The Secret History - Donna Tartt [261]
“How the hell should I know?”
“You can keep Mr. Hatch from pressing charges, can’t you?”
“Not if he doesn’t get the truck back. Or if Charles cracks it up”
“How much could a truck like that possibly cost? Assuming your aunt didn’t buy it for him in the first place.”
“That’s beside the point.”
Henry wiped his mouth with a napkin and reached in his pocket for a cigarette. “Charles is getting to be quite a problem,” he said. “You know what I’ve been thinking? I wonder how much it would cost to hire a private nurse.”
“To get him off drink, you mean?”
“Of course. We can’t send him to the hospital, obviously. Perhaps if we got a hotel room—not here, of course, but somewhere—and if we found some trustworthy person, maybe someone who didn’t speak English all that well.…”
Camilla looked ill. She was slumped back in her chair. She said: “Henry, what are you going to do? Kidnap him?”
“Kidnap is not the word that I would use.”
“I’m afraid he’ll have a wreck. I think we ought to go look for him.”
“We’ve looked all over town,” said Francis. “I don’t think he’s in Hampden.”
“Have you called the hospital?”
“No.”
“What I think we really ought to do,” said Henry, “is call the police. Ask if there have been any traffic accidents. Do you think Mr. Hatch will agree to say that he lent Charles the truck?”

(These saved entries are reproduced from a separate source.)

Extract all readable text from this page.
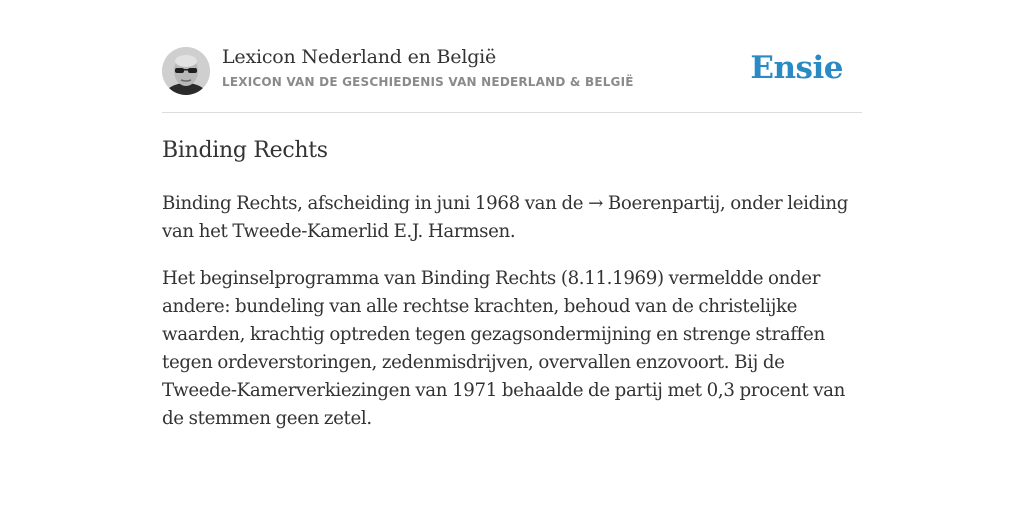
Lexicon Nederland en België
LEXICON VAN DE GESCHIEDENIS VAN NEDERLAND & BELGIË	Ensie
Binding Rechts

Binding Rechts, afscheiding in juni 1968 van de → Boerenpartij, onder leiding van het Tweede-Kamerlid E.J. Harmsen.

Het beginselprogramma van Binding Rechts (8.11.1969) vermeldde onder andere: bundeling van alle rechtse krachten, behoud van de christelijke waarden, krachtig optreden tegen gezagsondermijning en strenge straffen tegen ordeverstoringen, zedenmisdrijven, overvallen enzovoort. Bij de Tweede-Kamerverkiezingen van 1971 behaalde de partij met 0,3 procent van de stemmen geen zetel.
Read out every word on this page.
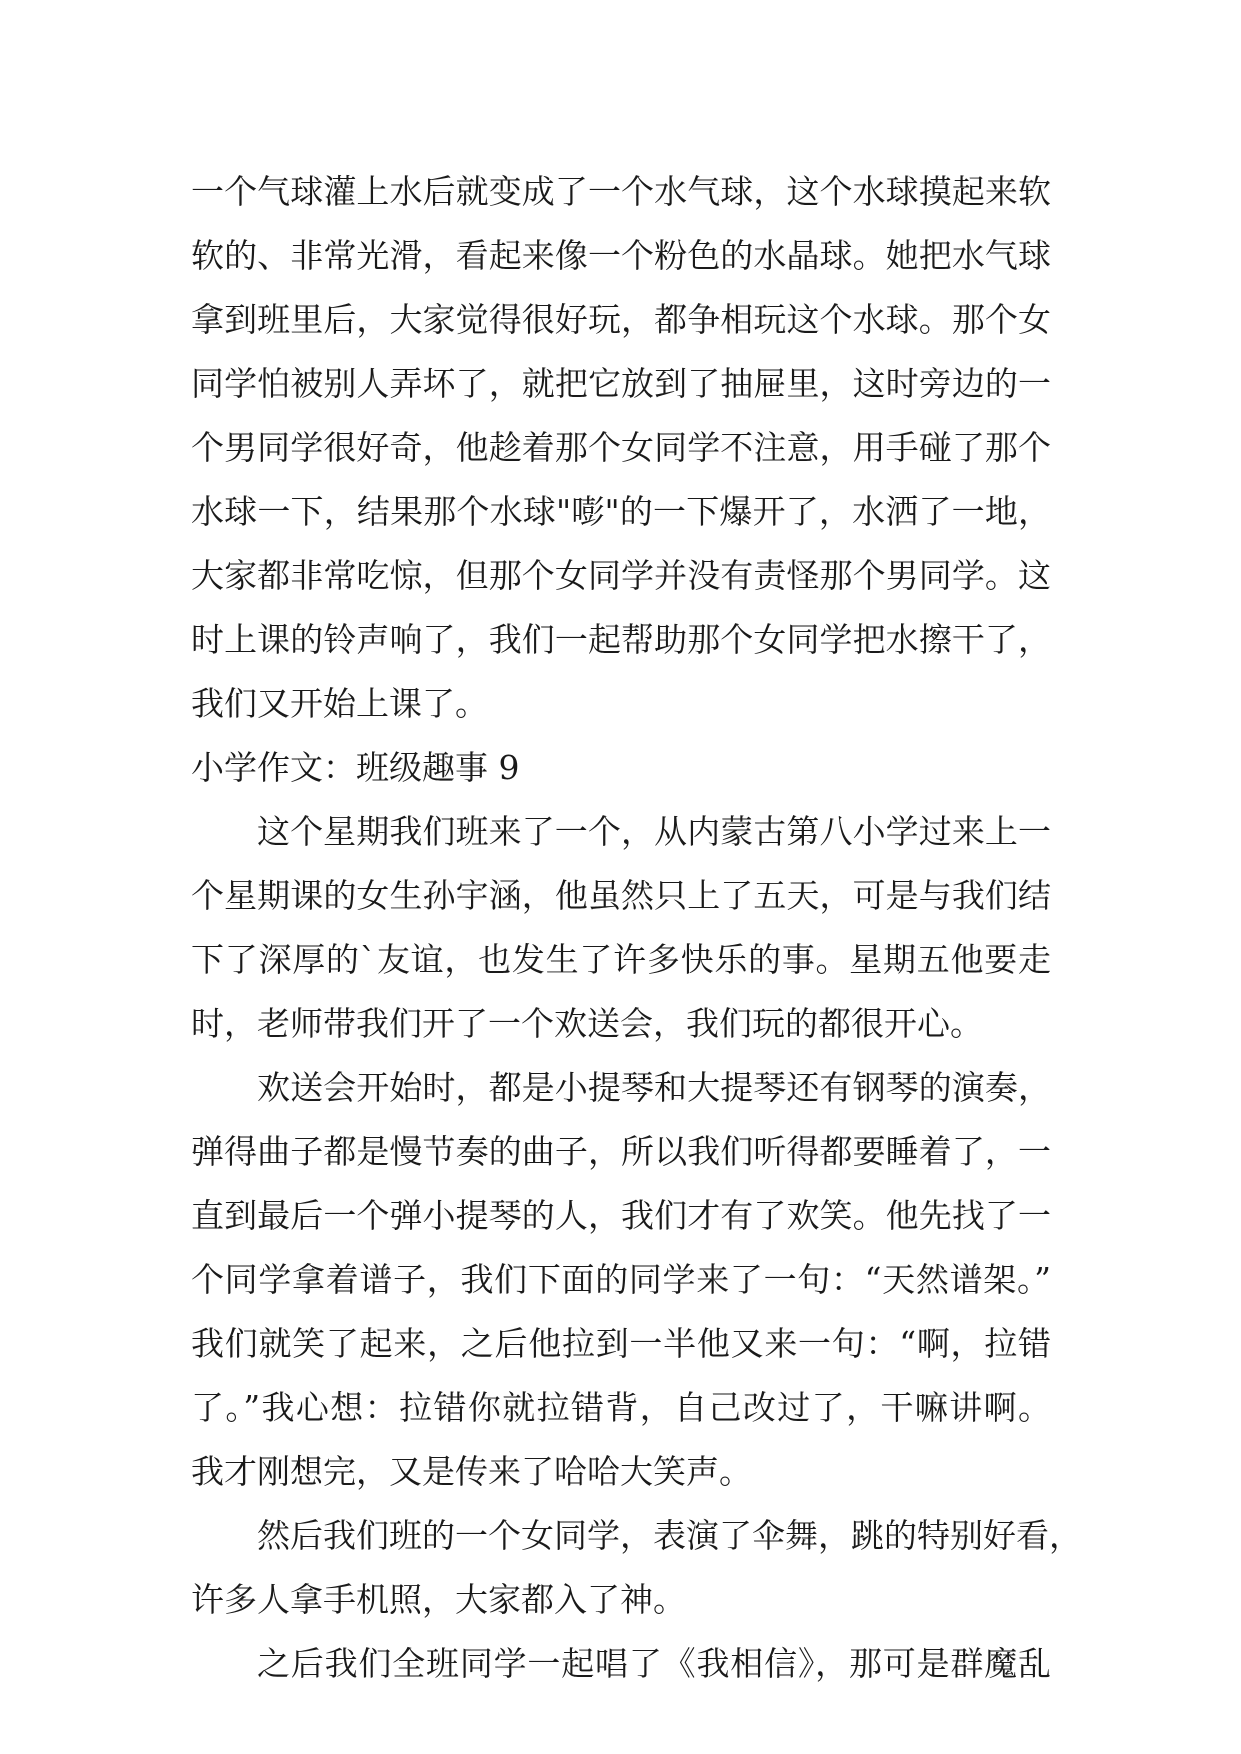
一个气球灌上水后就变成了一个水气球，这个水球摸起来软
软的、非常光滑，看起来像一个粉色的水晶球。她把水气球
拿到班里后，大家觉得很好玩，都争相玩这个水球。那个女
同学怕被别人弄坏了，就把它放到了抽屉里，这时旁边的一
个男同学很好奇，他趁着那个女同学不注意，用手碰了那个
水球一下，结果那个水球"嘭"的一下爆开了，水洒了一地，
大家都非常吃惊，但那个女同学并没有责怪那个男同学。这
时上课的铃声响了，我们一起帮助那个女同学把水擦干了，
我们又开始上课了。
小学作文：班级趣事 9
这个星期我们班来了一个，从内蒙古第八小学过来上一
个星期课的女生孙宇涵，他虽然只上了五天，可是与我们结
下了深厚的`友谊，也发生了许多快乐的事。星期五他要走
时，老师带我们开了一个欢送会，我们玩的都很开心。
欢送会开始时，都是小提琴和大提琴还有钢琴的演奏，
弹得曲子都是慢节奏的曲子，所以我们听得都要睡着了，一
直到最后一个弹小提琴的人，我们才有了欢笑。他先找了一
个同学拿着谱子，我们下面的同学来了一句：“天然谱架。”
我们就笑了起来，之后他拉到一半他又来一句：“啊，拉错
了。”我心想：拉错你就拉错背，自己改过了，干嘛讲啊。
我才刚想完，又是传来了哈哈大笑声。
然后我们班的一个女同学，表演了伞舞，跳的特别好看，
许多人拿手机照，大家都入了神。
之后我们全班同学一起唱了《我相信》，那可是群魔乱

“He did lend Charles the truck.”
“In that case,” said Henry, “there should be no problem. Unless, of course, he gets stopped for drunk driving.”
“Or unless we can’t find him.”
“From my point of view,” said Henry, “the best thing that Charles could do right now is to disappear entirely from the face of the earth.”
Suddenly there was a loud, frenetic banging at the door. We looked at one other.
Camilla’s face had gone blank with relief. “Charles,” she said, “Charles,” and she jumped up from her chair and started to the door; but no one had locked it behind us, and before she got there it flew open with a crash.
It was Charles. He stood in the doorway, blinking drunkenly around the room, and I was so surprised and glad to see him that it was a moment before I realized that he had a gun.
He stepped inside and kicked the door shut behind him. It was the little Beretta that Francis’s aunt kept in the night table, the one we’d used for target practice the fall before. We stared at him, thunderstruck.
At last Camilla said, and in a voice which was fairly steady: “Charles, what do you think you are doing?”
“Out of the way,” said Charles. He was very drunk.
“So you’ve come to kill me?” said Henry. He was still holding his cigarette. He was remarkably composed. “Is that it?”
“Yes.”
“And what do you suppose that will solve?”
“You’ve ruined my life, you son of a bitch.” He had the gun pointed at Henry’s chest. With a sinking feeling, I remembered what an expert shot he was, how he’d broken the rows of mason jars one by one.
“Don’t be an idiot,” Henry snapped; and I felt the first prickle of real panic at the back of my neck. This belligerent, bullying tone might work with Francis, maybe even with me, but it was a disastrous tack to take with Charles. “If anyone’s to blame for your problems, it’s you.”
I wanted to tell him to shut up, but before I could say anything Charles lurched abruptly to the side, to clear his shot. Camilla stepped into his path. “Charles, give me the gun,” she said.
He pushed the hair from his eyes with his forearm, holding the gun remarkably steady with his other hand. “I’m telling you, Milly.” It was a pet name he had for her, one he seldom used. “You better get out of the way.”
“Charles,” said Francis. He was white as a ghost. “Sit down. Have some wine. Let’s just forget about this.”
The window was open and the chirrup of the crickets washed in harsh and strong.
“You bastard,” said Charles, reeling backwards, and it was a moment before I realized, startled, that he was speaking not to Francis or Henry but to me. “I trusted you. You told him where I was.”
I was too petrified to answer. I blinked at him.